The MA Statement on Wetland ecosystems reads:

‘Wetlands perform a wide range of functions of great value to people – from acting as a natural pollution filter and preventing floods by storing water during heavy rains to supporting wildlife and recreation’ (Sec 2:0, p11). As such, ‘the net benefits from the more sustainably managed ecosystem are greater than those from the converted ecosystem when measurements include both marketed and nonmarketed services, even though the private (market) benefits would be greater from the converted ecosystem’ (p11).
This means that the more obvious commercial interests, and the economic benefits accrued as a result of converting ecosystems (by barraging an intertidal river or estuary, say) will be outweighed by the economic losses in the long term. This is precisely the case with Cardiff, of course.

The global status of wetlands, assessed by the Millenium Ecosystem Assessment, are depleting due to development, and as such, form increased risks to human sustainability in the ‘loss of natural buffers’ on a number of levels (Sec 2:17, p19):

‘The loss of wetlands combined with increased pollution has reduced the ability of natural systems to cleanse water supplies, with major implications for human health and fisheries’ (20).

‘While wealthier economies can more easily afford engineered alternatives to natural services, such as artificial flood defenses to compensate for the changes made to river banks and wetlands, the cost of such measures can place a heavy burden on public expenditure. Investment in measures to conserve the original function of these natural spaces is generally a far cheaper and highly effective option’(Section 2:20, p22).

The MA’s “Wetlands and Water” Synthesis is a detailed Report, ‘prepared to provide Contracting Parties to the Convention of Wetlands (RAMSAR, Iran, 1971), and all those responsible for and involved in implementation of the Convention and concerned with the future sustainability of wetlands and water, with a synthesis of the findings of the Millenium Ecosystem Assessment’
(Millenium Ecosystem Assessment 2005, Ecosystems and Human Well-Being: Wetlands and Water Synthesis, World Resources Institute, Introduction).

It reads:
‘It is well established that coastal ecosystems such as mangroves, coral reefs, tidal flats, and estuaries are experiencing degradation and loss’ (W&W, p.25, original emphasis).

‘Coastal wetlands… contain some of the most productive [wildlife] communities in the world’ (26), and there is ‘increasing evidence of a rapid and continuing wide-spread decline in many populations of wetland-dependent species… including molluscs, amphibians, fish, waterbirds, and some water-dependent mammals… [the] overall… trend in vertebrate species populations… shows a continuous and rapid decline in freshwater vertebrate populations… [while] invertebrates… species are significantly threatened with extinction’ (26-7).

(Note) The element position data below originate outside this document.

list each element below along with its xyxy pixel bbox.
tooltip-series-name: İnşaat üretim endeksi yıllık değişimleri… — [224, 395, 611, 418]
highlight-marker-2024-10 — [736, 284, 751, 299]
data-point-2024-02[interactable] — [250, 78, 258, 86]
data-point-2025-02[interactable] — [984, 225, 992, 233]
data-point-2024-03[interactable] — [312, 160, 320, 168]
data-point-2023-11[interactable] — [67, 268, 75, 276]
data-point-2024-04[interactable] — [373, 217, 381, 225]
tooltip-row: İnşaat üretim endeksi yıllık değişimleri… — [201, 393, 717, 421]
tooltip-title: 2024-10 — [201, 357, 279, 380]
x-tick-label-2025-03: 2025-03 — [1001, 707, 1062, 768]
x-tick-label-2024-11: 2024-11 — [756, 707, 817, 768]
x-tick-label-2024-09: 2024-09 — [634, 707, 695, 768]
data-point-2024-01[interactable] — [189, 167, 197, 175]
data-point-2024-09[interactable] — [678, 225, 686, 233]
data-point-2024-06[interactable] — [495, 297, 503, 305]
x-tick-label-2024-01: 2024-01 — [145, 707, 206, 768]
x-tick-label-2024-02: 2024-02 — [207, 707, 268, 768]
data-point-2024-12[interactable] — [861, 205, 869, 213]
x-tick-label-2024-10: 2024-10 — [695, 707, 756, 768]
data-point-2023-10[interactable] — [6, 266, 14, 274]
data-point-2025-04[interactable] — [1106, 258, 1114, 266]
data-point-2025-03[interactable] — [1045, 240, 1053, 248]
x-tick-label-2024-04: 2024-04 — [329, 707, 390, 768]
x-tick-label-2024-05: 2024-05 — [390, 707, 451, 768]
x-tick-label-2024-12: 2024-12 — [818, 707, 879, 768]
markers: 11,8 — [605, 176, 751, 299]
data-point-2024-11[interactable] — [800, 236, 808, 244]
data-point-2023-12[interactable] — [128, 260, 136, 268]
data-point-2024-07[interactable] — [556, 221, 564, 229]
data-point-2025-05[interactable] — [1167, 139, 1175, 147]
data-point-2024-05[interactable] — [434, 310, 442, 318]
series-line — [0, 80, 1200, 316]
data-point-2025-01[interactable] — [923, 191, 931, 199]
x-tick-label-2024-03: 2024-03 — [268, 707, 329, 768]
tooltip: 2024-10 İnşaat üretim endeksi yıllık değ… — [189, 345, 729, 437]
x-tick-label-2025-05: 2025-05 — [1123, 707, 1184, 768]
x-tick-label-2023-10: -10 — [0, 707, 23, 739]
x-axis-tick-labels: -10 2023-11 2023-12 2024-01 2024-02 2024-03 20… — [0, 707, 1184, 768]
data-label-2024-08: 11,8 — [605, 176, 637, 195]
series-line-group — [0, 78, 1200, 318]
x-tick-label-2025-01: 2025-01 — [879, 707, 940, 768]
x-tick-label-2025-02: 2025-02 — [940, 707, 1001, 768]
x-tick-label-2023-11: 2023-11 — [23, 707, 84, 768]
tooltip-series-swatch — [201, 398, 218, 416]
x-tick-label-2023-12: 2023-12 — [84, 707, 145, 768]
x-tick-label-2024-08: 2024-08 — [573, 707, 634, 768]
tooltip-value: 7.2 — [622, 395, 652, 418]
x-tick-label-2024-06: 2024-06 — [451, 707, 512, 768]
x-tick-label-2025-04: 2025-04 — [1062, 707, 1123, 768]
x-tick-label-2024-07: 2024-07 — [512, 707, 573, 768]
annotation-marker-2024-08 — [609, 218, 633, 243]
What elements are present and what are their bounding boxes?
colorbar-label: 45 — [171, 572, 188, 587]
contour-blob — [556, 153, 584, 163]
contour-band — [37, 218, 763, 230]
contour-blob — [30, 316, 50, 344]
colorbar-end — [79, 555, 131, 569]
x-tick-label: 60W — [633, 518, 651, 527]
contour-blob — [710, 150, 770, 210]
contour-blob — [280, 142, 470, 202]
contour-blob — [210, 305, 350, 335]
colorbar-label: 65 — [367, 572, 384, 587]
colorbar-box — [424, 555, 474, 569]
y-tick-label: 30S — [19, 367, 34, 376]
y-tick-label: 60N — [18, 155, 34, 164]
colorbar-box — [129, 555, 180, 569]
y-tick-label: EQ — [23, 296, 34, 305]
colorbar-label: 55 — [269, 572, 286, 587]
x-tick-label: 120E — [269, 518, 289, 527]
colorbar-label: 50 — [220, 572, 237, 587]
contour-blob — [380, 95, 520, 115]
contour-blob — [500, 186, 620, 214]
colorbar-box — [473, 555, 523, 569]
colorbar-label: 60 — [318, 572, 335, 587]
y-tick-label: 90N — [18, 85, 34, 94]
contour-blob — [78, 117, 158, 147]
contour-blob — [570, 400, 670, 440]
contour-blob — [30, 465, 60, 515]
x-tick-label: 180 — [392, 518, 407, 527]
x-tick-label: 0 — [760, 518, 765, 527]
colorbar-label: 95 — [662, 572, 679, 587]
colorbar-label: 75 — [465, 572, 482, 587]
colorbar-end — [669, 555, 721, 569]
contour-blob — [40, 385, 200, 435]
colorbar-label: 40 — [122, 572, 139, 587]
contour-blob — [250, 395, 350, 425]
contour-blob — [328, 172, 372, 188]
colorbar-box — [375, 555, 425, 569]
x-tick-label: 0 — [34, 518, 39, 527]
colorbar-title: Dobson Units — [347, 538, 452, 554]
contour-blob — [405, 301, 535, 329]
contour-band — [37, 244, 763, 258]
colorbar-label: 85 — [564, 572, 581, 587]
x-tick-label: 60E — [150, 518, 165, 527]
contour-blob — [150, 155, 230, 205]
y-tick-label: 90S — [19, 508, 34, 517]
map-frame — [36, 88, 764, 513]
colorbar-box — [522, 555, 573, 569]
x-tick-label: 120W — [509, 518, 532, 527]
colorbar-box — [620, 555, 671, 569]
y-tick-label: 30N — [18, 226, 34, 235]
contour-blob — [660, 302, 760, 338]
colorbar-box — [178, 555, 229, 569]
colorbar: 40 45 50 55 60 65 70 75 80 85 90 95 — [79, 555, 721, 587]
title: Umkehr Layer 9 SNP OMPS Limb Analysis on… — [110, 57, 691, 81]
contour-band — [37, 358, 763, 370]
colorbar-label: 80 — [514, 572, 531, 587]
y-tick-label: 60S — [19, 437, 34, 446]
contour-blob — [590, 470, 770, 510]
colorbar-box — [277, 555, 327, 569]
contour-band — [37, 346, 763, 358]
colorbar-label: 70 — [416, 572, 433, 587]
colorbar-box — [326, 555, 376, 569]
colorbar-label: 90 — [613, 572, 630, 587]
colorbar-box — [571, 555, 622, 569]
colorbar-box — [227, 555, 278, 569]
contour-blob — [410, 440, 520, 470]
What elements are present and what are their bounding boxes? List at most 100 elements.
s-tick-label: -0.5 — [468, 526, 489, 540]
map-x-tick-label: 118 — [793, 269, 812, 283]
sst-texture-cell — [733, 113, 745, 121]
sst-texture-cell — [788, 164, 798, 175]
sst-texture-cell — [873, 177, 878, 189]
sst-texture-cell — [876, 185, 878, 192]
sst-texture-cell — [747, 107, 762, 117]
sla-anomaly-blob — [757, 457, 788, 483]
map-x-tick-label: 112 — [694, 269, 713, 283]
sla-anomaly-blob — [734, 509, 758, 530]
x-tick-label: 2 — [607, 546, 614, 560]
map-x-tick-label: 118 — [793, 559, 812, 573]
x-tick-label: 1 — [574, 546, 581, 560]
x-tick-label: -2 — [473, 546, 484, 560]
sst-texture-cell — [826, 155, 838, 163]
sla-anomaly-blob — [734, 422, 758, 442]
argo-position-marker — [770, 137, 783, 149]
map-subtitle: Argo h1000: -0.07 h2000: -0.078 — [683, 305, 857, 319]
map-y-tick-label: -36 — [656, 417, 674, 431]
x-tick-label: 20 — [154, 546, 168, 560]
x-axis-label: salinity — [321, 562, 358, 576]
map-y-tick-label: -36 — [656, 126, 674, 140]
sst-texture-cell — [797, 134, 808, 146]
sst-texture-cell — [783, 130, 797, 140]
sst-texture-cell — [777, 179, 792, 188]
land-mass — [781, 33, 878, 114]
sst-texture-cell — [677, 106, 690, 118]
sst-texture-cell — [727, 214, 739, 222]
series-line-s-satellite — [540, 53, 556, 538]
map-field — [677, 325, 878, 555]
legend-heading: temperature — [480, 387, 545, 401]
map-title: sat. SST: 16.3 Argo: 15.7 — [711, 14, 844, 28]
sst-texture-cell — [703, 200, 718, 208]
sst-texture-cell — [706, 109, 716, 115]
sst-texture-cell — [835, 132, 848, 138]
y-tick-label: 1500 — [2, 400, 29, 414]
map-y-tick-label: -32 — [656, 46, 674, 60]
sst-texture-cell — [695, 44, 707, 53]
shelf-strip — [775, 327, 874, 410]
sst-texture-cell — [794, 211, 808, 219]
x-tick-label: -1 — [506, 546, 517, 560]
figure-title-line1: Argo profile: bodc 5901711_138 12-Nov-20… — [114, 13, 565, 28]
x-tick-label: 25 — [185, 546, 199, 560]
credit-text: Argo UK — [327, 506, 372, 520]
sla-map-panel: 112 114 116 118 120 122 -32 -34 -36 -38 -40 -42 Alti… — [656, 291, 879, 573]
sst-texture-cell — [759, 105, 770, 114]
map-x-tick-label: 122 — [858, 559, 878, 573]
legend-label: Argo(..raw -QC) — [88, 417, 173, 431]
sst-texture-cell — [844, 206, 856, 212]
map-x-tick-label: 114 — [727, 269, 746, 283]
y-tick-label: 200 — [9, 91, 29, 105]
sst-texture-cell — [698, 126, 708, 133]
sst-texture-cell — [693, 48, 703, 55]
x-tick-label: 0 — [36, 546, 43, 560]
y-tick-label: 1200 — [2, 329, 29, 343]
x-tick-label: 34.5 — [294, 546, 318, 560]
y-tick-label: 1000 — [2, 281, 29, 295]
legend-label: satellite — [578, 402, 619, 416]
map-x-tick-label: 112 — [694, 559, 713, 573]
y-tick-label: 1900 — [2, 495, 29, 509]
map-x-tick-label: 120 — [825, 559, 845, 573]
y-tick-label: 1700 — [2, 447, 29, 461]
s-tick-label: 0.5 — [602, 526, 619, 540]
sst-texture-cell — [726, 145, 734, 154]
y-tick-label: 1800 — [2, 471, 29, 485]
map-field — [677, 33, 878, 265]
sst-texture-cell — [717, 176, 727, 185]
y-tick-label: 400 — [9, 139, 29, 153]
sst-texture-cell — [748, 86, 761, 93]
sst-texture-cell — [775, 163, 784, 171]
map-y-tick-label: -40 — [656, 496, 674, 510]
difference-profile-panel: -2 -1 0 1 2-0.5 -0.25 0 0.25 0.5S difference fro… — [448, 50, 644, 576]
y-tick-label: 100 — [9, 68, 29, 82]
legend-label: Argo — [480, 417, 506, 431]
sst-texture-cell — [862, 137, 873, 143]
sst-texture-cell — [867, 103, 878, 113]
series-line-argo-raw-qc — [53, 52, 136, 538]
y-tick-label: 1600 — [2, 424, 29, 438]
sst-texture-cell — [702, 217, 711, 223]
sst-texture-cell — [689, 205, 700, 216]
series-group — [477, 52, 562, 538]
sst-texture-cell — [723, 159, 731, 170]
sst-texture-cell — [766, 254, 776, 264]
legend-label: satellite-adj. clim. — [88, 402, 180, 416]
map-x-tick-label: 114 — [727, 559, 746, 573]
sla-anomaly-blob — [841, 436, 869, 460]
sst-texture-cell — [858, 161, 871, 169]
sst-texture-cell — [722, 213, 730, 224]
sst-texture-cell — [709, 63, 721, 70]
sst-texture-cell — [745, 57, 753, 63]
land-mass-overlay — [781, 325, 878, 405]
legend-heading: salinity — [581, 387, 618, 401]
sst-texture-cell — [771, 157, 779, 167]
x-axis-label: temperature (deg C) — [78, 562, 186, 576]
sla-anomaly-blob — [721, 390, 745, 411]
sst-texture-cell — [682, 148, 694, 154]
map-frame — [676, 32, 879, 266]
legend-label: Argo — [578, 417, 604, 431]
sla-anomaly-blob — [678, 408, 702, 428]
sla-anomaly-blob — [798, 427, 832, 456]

Whilst the list of threatened and declining wetland wildlife species is long and depressing, the Report also goes to great lengths to examine the vital importance to human communities of wetland ecosystems – this is, in fact, the central role of the Report.

Our Wetlands provide, manage, and regulate fresh water, food, flood defences, nutrient cycling, groundwater regulation, pollution control, climate regulation (a complex system including regulation of greenhouse gases, temperature, and precipitation) (see p.31 of W&W for more details of what each criteria involves), and of course, ‘wetlands have significant aesthetic, educational, cultural, and spiritual values and provide invaluable opportunities for recreation and tourism’ (30).

Read more about Wetlands and Water, and the Millenium Ecosystem Assessment.

The Ribble Coast & Wetlands Regional Park provides us with an alternative vision for the present and future of the Ribble corridor, and one which is sustainable in environmental and economic terms – and doesn’t involve changing the appearance or the dynamic ecosystem of the Ribble and its Green Belt and Floodplain, but instead, relies on its ecological importance to provide excellent amenities for local people and tourists alike… it is estimated that new visitors to the Ribble Wetlands will generate £115 million EVERY YEAR – and of course, will cost a lot less than a barrage to maintain!